I don’t think it would surprise anyone to learn that Gary U.S. Bonds is not his real name. Gary was born Gary Anderson in 1939 in Jacksonville, Florida. He started singing publicly in church but when his family moved to Virginia, Gary started a vocal group he called The Turks. They were a doo-wop group and were, largely, street singers.
Gary got his first break when he met Frank Guida who owned the record label Legrand Records. His first record for Legrand was a country song called “New Orleans.” When Gary recorded it sounded nothing like country. When Gary saw the physical record, he was surprised to find that the singer was listed as U.S. Bonds.

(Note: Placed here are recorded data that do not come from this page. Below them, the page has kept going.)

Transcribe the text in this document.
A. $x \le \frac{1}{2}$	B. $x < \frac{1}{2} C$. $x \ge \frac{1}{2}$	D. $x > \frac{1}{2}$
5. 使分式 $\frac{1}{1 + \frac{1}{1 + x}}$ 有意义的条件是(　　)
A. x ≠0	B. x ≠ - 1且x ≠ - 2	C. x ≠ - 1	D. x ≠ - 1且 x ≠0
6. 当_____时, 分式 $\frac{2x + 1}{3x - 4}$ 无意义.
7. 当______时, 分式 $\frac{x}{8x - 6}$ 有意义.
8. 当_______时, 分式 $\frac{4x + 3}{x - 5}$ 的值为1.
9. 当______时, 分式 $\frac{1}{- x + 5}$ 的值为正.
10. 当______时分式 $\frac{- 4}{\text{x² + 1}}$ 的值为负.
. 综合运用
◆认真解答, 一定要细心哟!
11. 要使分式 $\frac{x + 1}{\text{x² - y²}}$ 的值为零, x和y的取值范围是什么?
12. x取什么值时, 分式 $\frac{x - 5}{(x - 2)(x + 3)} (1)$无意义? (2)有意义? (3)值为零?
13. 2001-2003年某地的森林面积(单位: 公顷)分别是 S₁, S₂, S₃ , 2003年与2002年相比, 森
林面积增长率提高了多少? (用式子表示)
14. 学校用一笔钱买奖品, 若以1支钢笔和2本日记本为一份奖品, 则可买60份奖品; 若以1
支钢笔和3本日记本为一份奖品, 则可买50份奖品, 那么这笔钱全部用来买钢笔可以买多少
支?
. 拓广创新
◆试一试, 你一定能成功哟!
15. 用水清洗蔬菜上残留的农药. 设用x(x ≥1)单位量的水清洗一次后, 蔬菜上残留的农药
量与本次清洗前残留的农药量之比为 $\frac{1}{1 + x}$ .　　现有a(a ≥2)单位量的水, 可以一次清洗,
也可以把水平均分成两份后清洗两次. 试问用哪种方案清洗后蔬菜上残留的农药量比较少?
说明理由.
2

It turns out the Guida ate lunch at a nearby delicatessen and there were posters on the wall advertising savings bonds. Apparently, that was the inspiration for the name.
“New Orleans” did well enough (peaking at number six,) that a follow up was ordered/ One day Gary was in the studio with a group called The Church Street Five and they were working on a song they called “A Night With Daddy G.” Daddy G was one of the members of the Church Street Five. This song was an instrumental and Gary thought it would be cool to put words to it. “Quarter to Three” was born.
The legend behind this song is that they started working on it about 10 P.M. when most of the group was drunk. The party sound you hear in the song is really a party going on in the studio. Gary had to sing his part in the bathroom, so the microphone could pick up his voice over the ruckus that was going on.
“Quarter to Three” is included on the list of The Rock and Roll Hall of Fame’s 500 Songs That Shaped Rock and Roll.
“Quarter to Three” entered the pop chart on June 5, 1961 and spent two weeks at number one. It was the only number one that Gary Anderson had. He did keep performing for most of his life.